As Summer Travel Heats Up, Are Gift Cards and Membership Reward Points Plunging in Real Value?
We’re entering the Dog Days of Summer across the country. Record heat has been gripping the West Coast. I’m roasting in Phoenix, Arizona, where the temperature consistently remains in the mid 100’s.
But as Private Hudson from James Cameron’s “Aliens” said, just before his marine squad was slaughtered in a nuclear reactor area: “At least it’s a dry heat!”
So here I am, in my late 50s, divorced, out of shape, cramped in a one-bedroom apartment and craving a respite from the unbearable heat.
My mind wanders to my unused stash of membership rewards points from my various credit cards, and the additional miles and qualifying credits for airlines and hotel chains that I pray haven’t expired during my COVID travel hiatus.
It sure would be nice to use them to get a free getaway to a cooler climate or coastal city. Alas, there are plenty of obstacles to this plan.
And whether you’re a wealth management professional thinking about your last hurrah for the summer, or a financial advisor who gets questions from clients about when and how to best use cash value consumer tools, these are some relevant thoughts for your consideration.
Supply Chain Shortages
It’s no secret that those who have been lucky enough to hold their job through the pandemic are eager to use both accumulated PTO time, savings and reward points before the summer fully ends.

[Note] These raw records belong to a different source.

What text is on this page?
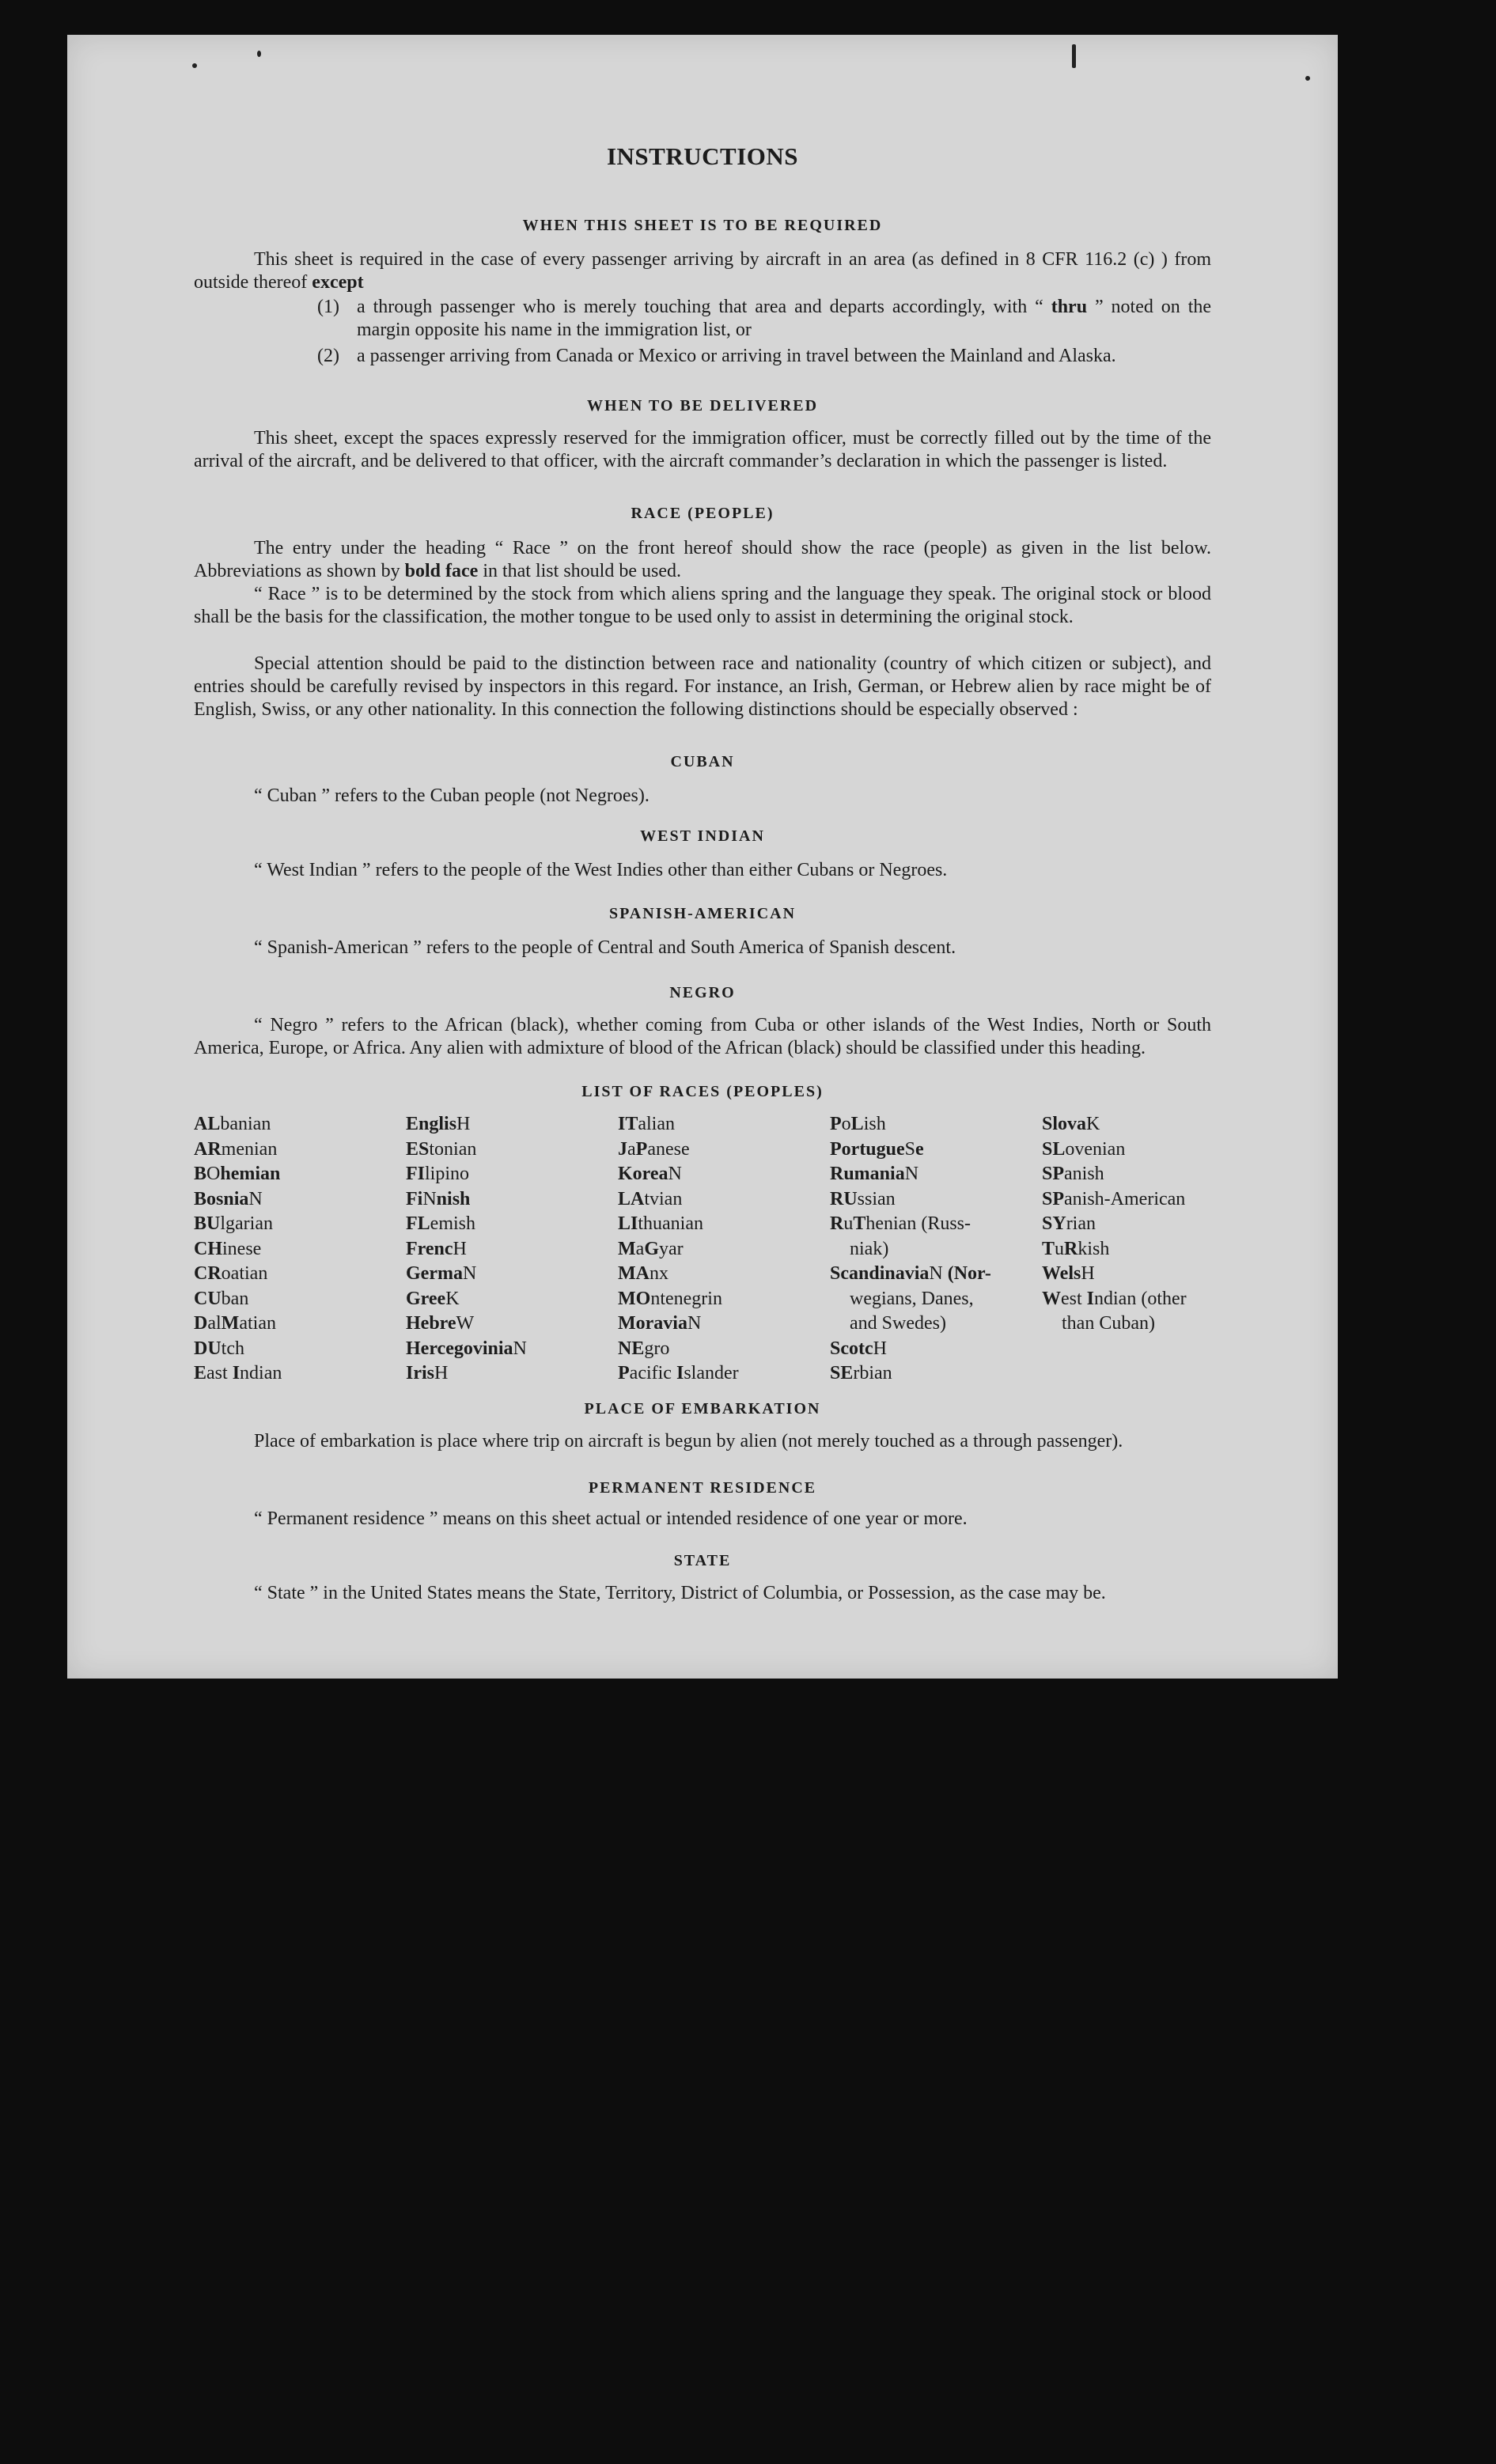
INSTRUCTIONS
WHEN THIS SHEET IS TO BE REQUIRED

This sheet is required in the case of every passenger arriving by aircraft in an area (as defined in 8 CFR 116.2 (c) ) from outside thereof except

(1) a through passenger who is merely touching that area and departs accordingly, with “ thru ” noted on the margin opposite his name in the immigration list, or

(2) a passenger arriving from Canada or Mexico or arriving in travel between the Mainland and Alaska.

WHEN TO BE DELIVERED

This sheet, except the spaces expressly reserved for the immigration officer, must be correctly filled out by the time of the arrival of the aircraft, and be delivered to that officer, with the aircraft commander’s declaration in which the passenger is listed.

RACE (PEOPLE)

The entry under the heading “ Race ” on the front hereof should show the race (people) as given in the list below. Abbreviations as shown by bold face in that list should be used.

“ Race ” is to be determined by the stock from which aliens spring and the language they speak. The original stock or blood shall be the basis for the classification, the mother tongue to be used only to assist in determining the original stock.

Special attention should be paid to the distinction between race and nationality (country of which citizen or subject), and entries should be carefully revised by inspectors in this regard. For instance, an Irish, German, or Hebrew alien by race might be of English, Swiss, or any other nationality. In this connection the following distinctions should be especially observed :

CUBAN

“ Cuban ” refers to the Cuban people (not Negroes).

WEST INDIAN

“ West Indian ” refers to the people of the West Indies other than either Cubans or Negroes.

SPANISH-AMERICAN

“ Spanish-American ” refers to the people of Central and South America of Spanish descent.

NEGRO

“ Negro ” refers to the African (black), whether coming from Cuba or other islands of the West Indies, North or South America, Europe, or Africa. Any alien with admixture of blood of the African (black) should be classified under this heading.

LIST OF RACES (PEOPLES)
ALbanian
ARmenian
BOhemian
BosniaN
BUlgarian
CHinese
CRoatian
CUban
DalMatian
DUtch
East Indian
EnglisH
EStonian
FIlipino
FiNnish
FLemish
FrencH
GermaN
GreeK
HebreW
HercegoviniaN
IrisH
ITalian
JaPanese
KoreaN
LAtvian
LIthuanian
MaGyar
MAnx
MOntenegrin
MoraviaN
NEgro
Pacific Islander
PoLish
PortugueSe
RumaniaN
RUssian
RuThenian (Russ-
niak)
ScandinaviaN (Nor-
wegians, Danes,
and Swedes)
ScotcH
SErbian
SlovaK
SLovenian
SPanish
SPanish-American
SYrian
TuRkish
WelsH
West Indian (other
than Cuban)
PLACE OF EMBARKATION

Place of embarkation is place where trip on aircraft is begun by alien (not merely touched as a through passenger).

PERMANENT RESIDENCE

“ Permanent residence ” means on this sheet actual or intended residence of one year or more.

STATE

“ State ” in the United States means the State, Territory, District of Columbia, or Possession, as the case may be.
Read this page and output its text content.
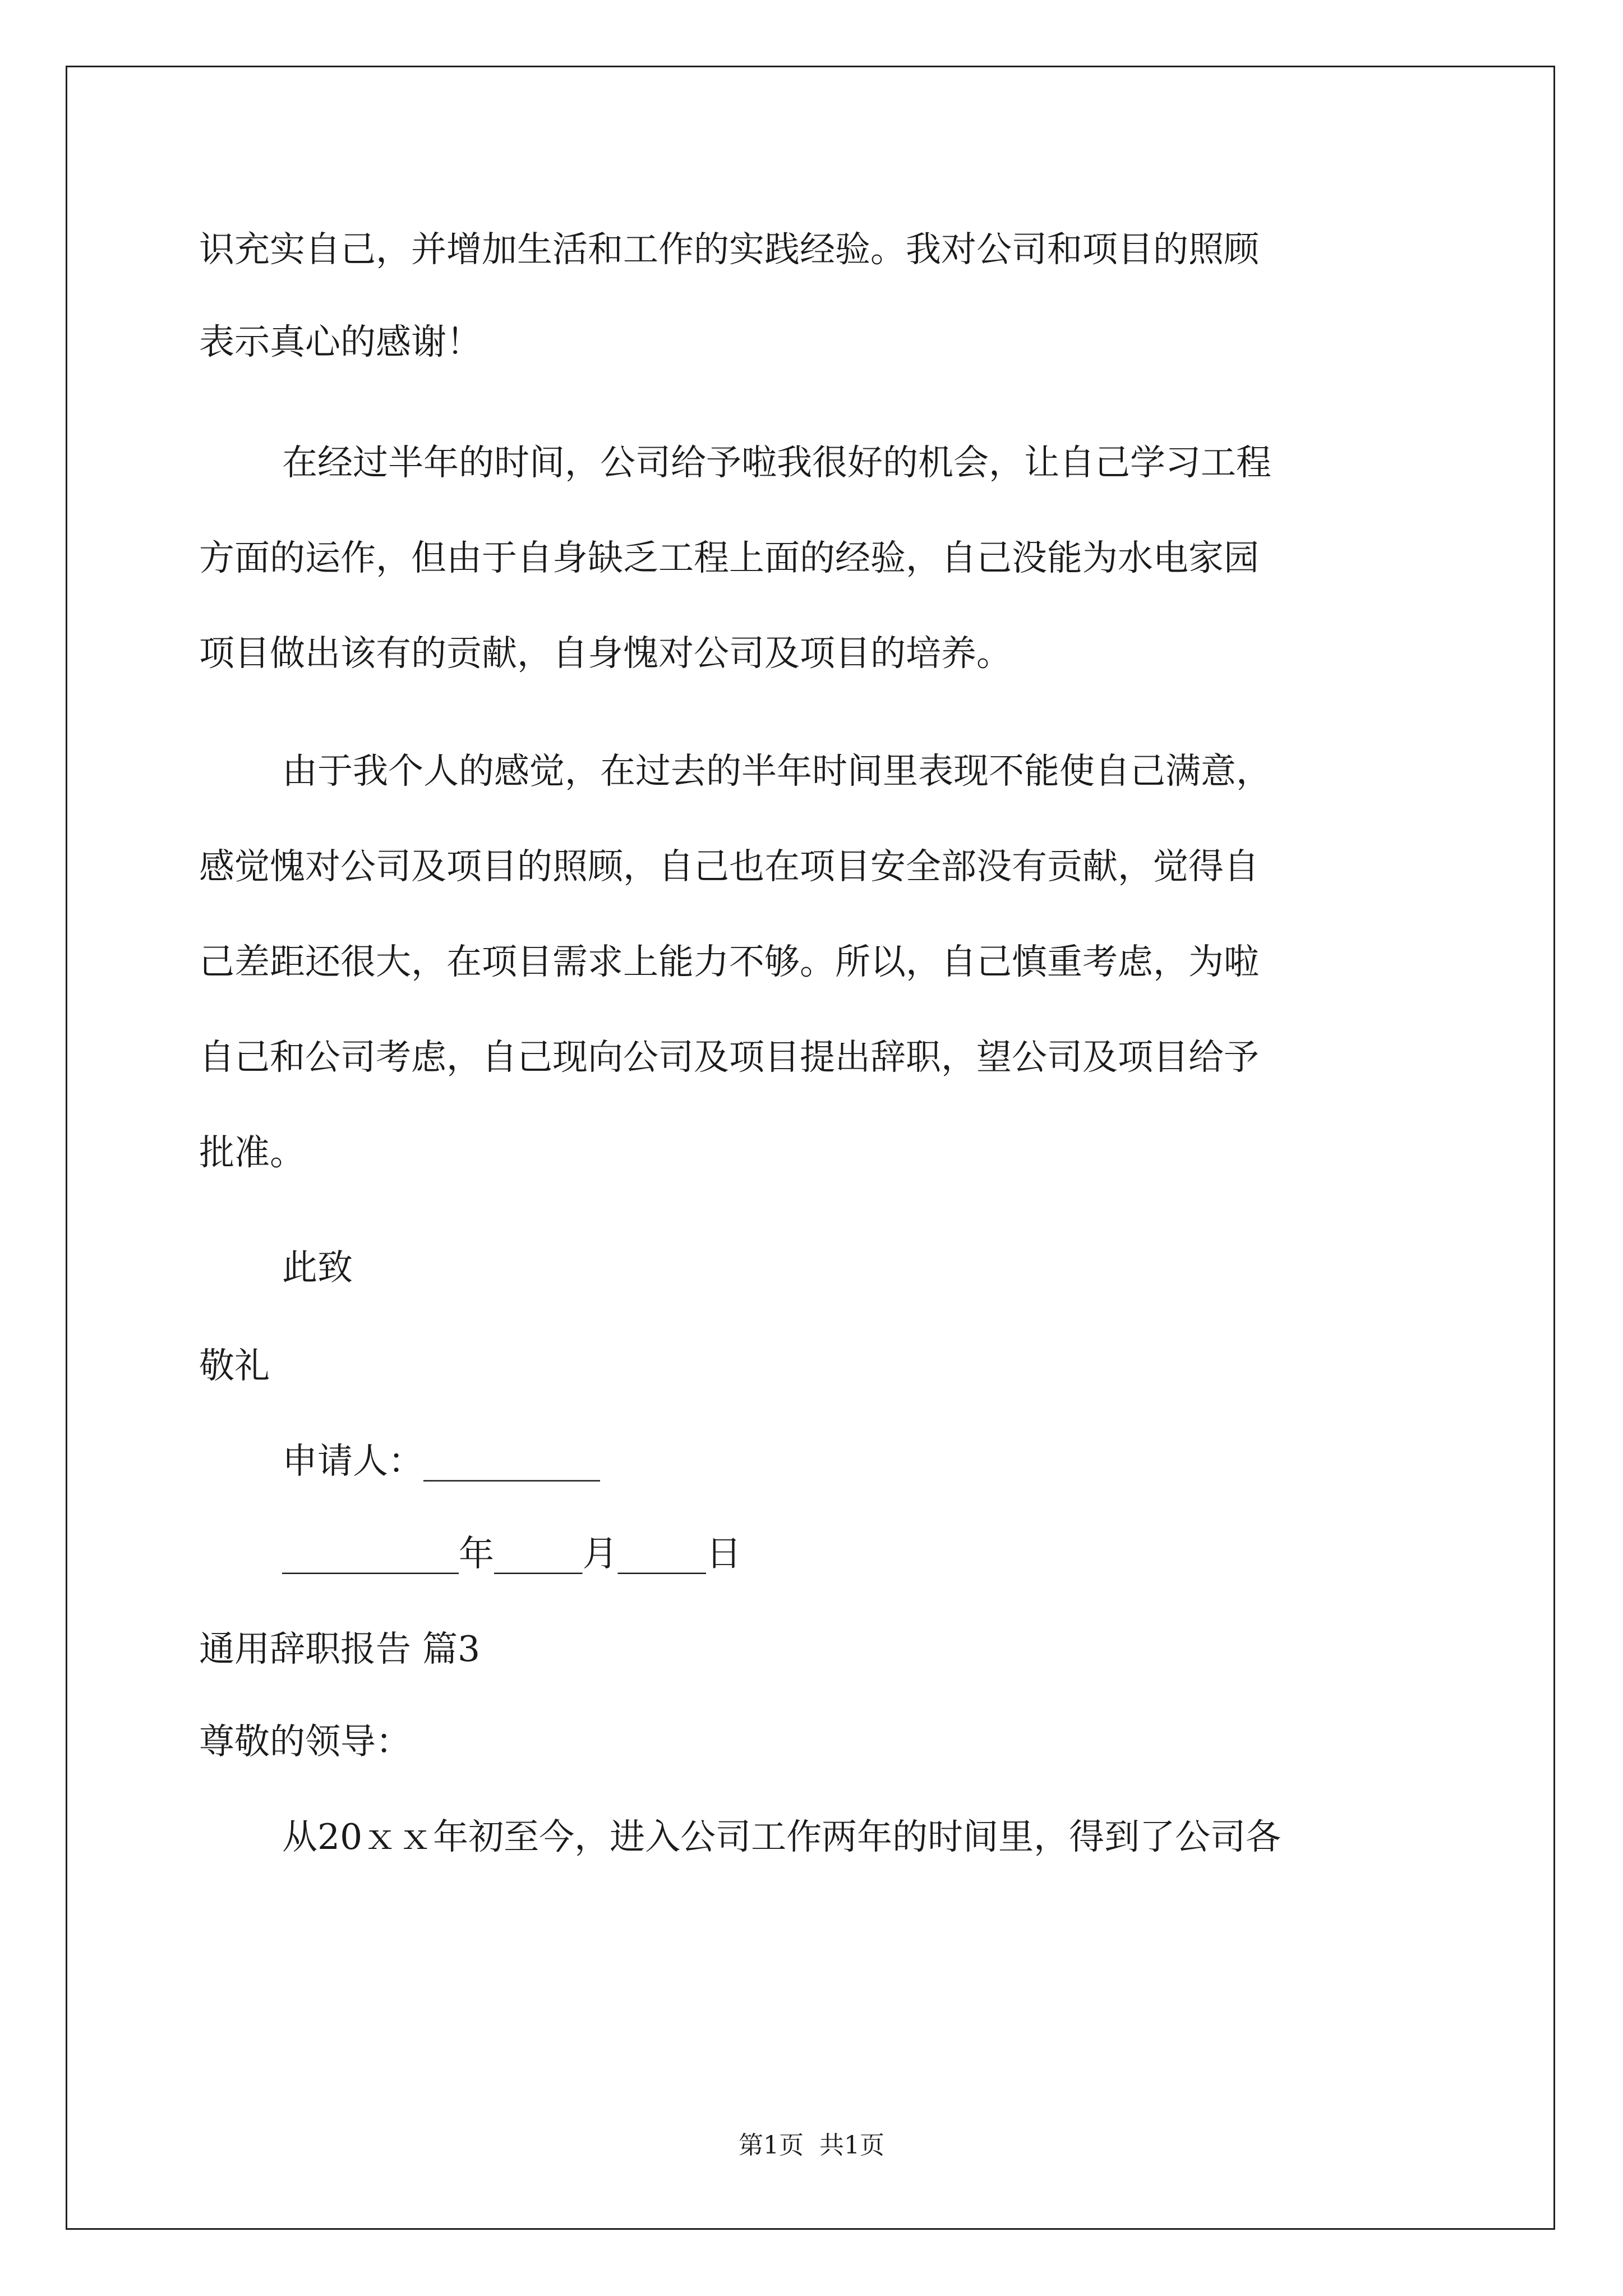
识充实自己，并增加生活和工作的实践经验。我对公司和项目的照顾
表示真心的感谢！
在经过半年的时间，公司给予啦我很好的机会，让自己学习工程
方面的运作，但由于自身缺乏工程上面的经验，自己没能为水电家园
项目做出该有的贡献，自身愧对公司及项目的培养。
由于我个人的感觉，在过去的半年时间里表现不能使自己满意，
感觉愧对公司及项目的照顾，自己也在项目安全部没有贡献，觉得自
己差距还很大，在项目需求上能力不够。所以，自己慎重考虑，为啦
自己和公司考虑，自己现向公司及项目提出辞职，望公司及项目给予
批准。
此致
敬礼
申请人：__________
__________年_____月_____日
通用辞职报告 篇3
尊敬的领导：
从20ｘｘ年初至今，进入公司工作两年的时间里，得到了公司各
第1页  共1页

But not so fast, happy campers! In case you’ve missed it, there are some serious supply chain shortages that are still impacting day to day life for businesses in the hospitality and travel sectors:
- Rental car shortages causing some tourists to go as far as renting U-Haul trucks
- Staffing shortages in all sectors from hotel cleaning services to airline pilots to kitchen staff
- Food and material shortages including computer chips, steel, rubber, and plenty of others
Here’s How It Affects YOU
But how does this impact my reward points and gift cards, you might ask?
Well, cruise lines, airlines, and especially rental car companies liquidated their inventory during the pandemic while their products were being underutilized. It was their way of mitigating overhead cost to survive. At the same time, many hotels and airlines boosted cash reserves during this time period by raising the volumes of gift cards sold to consumers and points awarded to partners.
The benefits of gift cards are fairly straightforward for both parties; the seller gets liquidity now for a service provided in the future (if the purchaser remembers to use the gift card) while the purchaser usually gets a discount on future services or a quick and easy gift for someone. The idea of loyalty points may be more foreign and nuanced.
The way this tends to work is a company has a sort of “currency” that is used to book a service through them. Typically these points are earned through loyalty programs directly from the company, but it’s also quite common for companies to have cobranded credit cards that allow people to accumulate the same loyalty points through everyday purchases.
Further, there are often promotions and sign up bonuses that offer larger lump sums of loyalty points when certain conditions are met. Think along the lines of spending $3,000 within the first three months of opening a new credit card.
It’s All About Real Purchasing Power
As we are beginning to see with many other commodities due to the Federal Government monetary policy during the pandemic, these travel redemptions are also subject to demand-pull inflation.
In the case of a pre-purchased gift card, your real purchasing power may decline as the result of the huge surge in post-vaccination summer travel, competing for the limited available rooms and flights.
As for points and miles, because the companies know the significant amount of floating points out on the market, they may be incentivized to restructure their reward redemption policies to require a higher point threshold or implementing dynamic point systems that differentiate between peak/off peak redemption rates. Ultimately, this leads to the devaluation of the loyalty program points.
The post-pandemic world will surely bring sweeping changes to the travel industry. Prior to the pandemic, regular business travel gave certain locations very steady and reliable cliental. The massive halt in business travel and the shift to telecommuting has reduced the need for this type of travel.
Many airlines diverted routes from business hub to business hub in favor of routes to getaway vacation destinations.
We are slowly returning to the office, and even more slowly returning to business travel, but it is fair to question if we will see the same levels from the 2010s anywhere in the near future – Especially with the delta variant of the COVID virus causing new infections to surge throughout much of the country.
For wealth management professionals, or the clients that financial advisors serve, if the question comes up about whether you should redeem accumulated rewards points or gift cards, you should go for it! As of right now, you could be looking at a significant drop in the real value of these consumer instruments.